A narrative synthesis of research with 5-MeO-DMT
Background: 5-Methoxy-N,N-dimethyltryptamine (5-MeO-DMT) is a naturally occurring, short-acting psychedelic tryptamine, produced by a variety of plant and animal species. Plants containing 5-MeO-DMT have been used throughout history for ritual and spiritual purposes. The aim of this article is to review the available literature about 5-MeO-DMT and inform subsequent clinical development. Methods: We searched PubMed database for articles about 5-MeO-DMT. Search results were cross-checked against earlier reviews and reference lists were hand searched. Findings were synthesised using a narrative synthesis approach. This review covers the pharmacology, chemistry and metabolism of 5-MeO-DMT, as well epidemiological studies, and reported adverse and beneficial effects.

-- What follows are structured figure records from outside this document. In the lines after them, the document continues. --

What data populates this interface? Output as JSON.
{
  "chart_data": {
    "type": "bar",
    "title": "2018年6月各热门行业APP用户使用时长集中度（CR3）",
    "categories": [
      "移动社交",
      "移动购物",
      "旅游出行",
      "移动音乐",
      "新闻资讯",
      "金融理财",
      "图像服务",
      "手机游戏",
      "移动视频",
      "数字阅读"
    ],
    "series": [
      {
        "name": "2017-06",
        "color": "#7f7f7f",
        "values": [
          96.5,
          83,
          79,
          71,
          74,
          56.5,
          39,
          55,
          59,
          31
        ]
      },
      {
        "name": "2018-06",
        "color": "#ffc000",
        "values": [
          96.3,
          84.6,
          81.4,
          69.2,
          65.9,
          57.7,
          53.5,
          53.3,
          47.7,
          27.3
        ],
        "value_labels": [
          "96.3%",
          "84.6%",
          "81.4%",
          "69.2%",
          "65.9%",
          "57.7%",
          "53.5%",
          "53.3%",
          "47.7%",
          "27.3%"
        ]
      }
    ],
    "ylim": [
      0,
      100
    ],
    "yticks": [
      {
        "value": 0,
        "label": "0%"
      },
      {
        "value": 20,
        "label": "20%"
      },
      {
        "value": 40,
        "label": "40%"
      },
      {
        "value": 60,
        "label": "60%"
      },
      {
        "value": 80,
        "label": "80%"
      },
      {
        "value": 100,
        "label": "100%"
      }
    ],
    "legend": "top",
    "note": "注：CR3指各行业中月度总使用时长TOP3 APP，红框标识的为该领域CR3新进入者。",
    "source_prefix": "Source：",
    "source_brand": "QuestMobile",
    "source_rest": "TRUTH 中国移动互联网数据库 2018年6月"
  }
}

Results: 5-MeO-DMT is serotonergic agonist, with highest affinity for 5-HT1A receptors. It was studied in a variety of animal models, but clinical studies with humans are lacking. Epidemiological studies indicate that, like other psychedelics, 5-MeO-DMT induces profound alterations in consciousness (including mystical experiences), with potential beneficial long-term effects on mental health and well-being. Conclusion: 5-MeO-DMT is a potentially useful addition to the psychedelic pharmacopoeia because of its short duration of action, relative lack of visual effects and putatively higher rates of ego-dissolution and mystical experiences. We conclude that further clinical exploration is warranted, using similar precautions as with other classic psychedelics.